Historia del vidrio templado en la arquitectura.

El arquitecto Bruno Taut dijo una vez: “si queremos que nuestra cultura se eleve a un nivel superior, estamos obligados para bien o para mal, a cambiar nuestra arquitectura. Y esto sólo es posible si le quitamos el carácter cerrado a las habitaciones en las que vivimos y sólo se puede hacer mediante la introducción de la arquitectura de cristal, que deja entrar la luz del sol, la luna y las estrellas”.

 

©Flickr Abel Gonzalez
©Flickr Abel Gonzalez

El Palacio de Cristal, construido para albergar la Exposición Universal de 1851 en Hyde Park, se considera como un punto de inflexión en la historia de la arquitectura, ya que esta estructura fue construida en acero y vidrio, abriendo el camino para una mayor exploración del vidrio templado como elemento arquitectónico.

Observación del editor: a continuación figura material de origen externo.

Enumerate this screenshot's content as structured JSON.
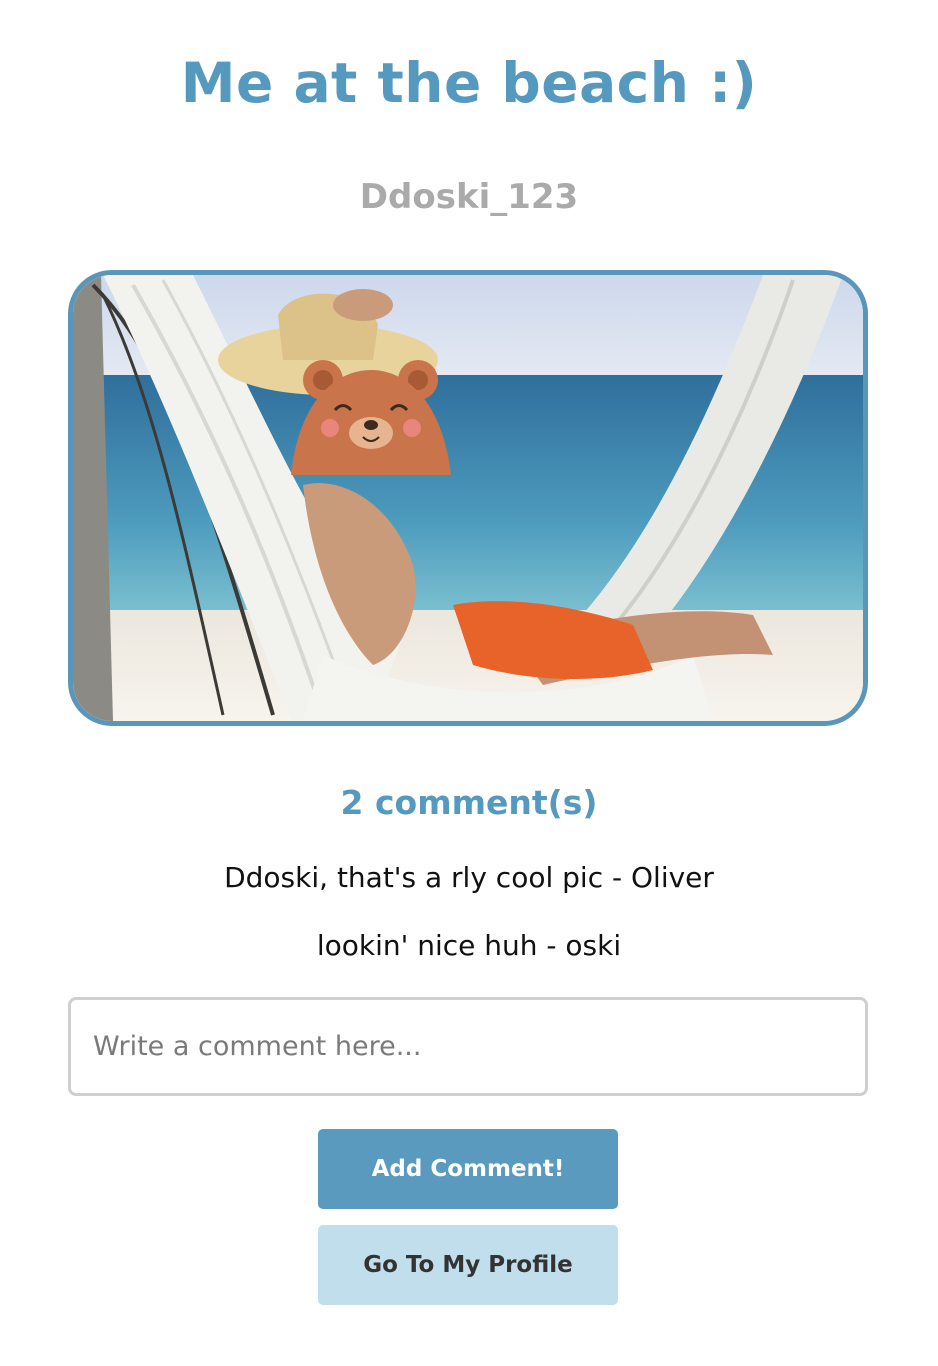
{
  "post": {
    "title": "Me at the beach :)",
    "author": "Ddoski_123",
    "image_description_icon": "beach-hammock-photo"
  },
  "comments": {
    "count_label": "2 comment(s)",
    "items": [
      "Ddoski, that's a rly cool pic - Oliver",
      "lookin' nice huh - oski"
    ]
  },
  "comment_form": {
    "placeholder": "Write a comment here...",
    "value": "",
    "submit_label": "Add Comment!"
  },
  "navigation": {
    "profile_label": "Go To My Profile"
  },
  "colors": {
    "accent": "#5599bf",
    "muted_text": "#aaaaaa",
    "button_primary": "#5a9abf",
    "button_secondary": "#c1deed"
  }
}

Otros imponentes ejemplos de la utilización del vidrio templado y/o del vidrio decorativo como estructura, son el Nuevo Pabellón de la Feria de Milán y la Pirámide del Museo del Louvre, el puente de Londres, Agbar y las Torres Federazija, así como el Foro Internacional de Tokio.

Mientras que el uso del vidrio en la construcción fue bastante limitado en sus inicios a los grandes edificios de oficinas, poco a poco empezó a convertirse en un elemento estructural y de diseño que dio origen a muchos hogares y otros tipos de construcciones. El vidrio templado es sumamente resistente, pero aún así permite el paso de la luz natural haciendo que los espacios pequeños parezcan más grandes, facilita además, el flujo natural del interior al exterior, lo que suele aumentar la tranquilidad de los habitantes, además del valor económico de una casa.

El vidrio es un material relativamente barato y totalmente reciclable, lo cual es un punto más a su favor en esta era de mayor conciencia ambiental. El uso del vidrio templado y decorativo ha aumentado sustancialmente debido a los rápidos cambios en la producción y la tecnología del vidrio. Antiguamente se pensaba que el cristal era un material frágil y muchos se abstenían de incorporarlo en sus proyectos por esa razón.

Afortunadamente, el vidrio moderno es más seguro, y si hablamos de vidrio templado sabemos que aporta gran fortaleza además de eficiencia con la energía.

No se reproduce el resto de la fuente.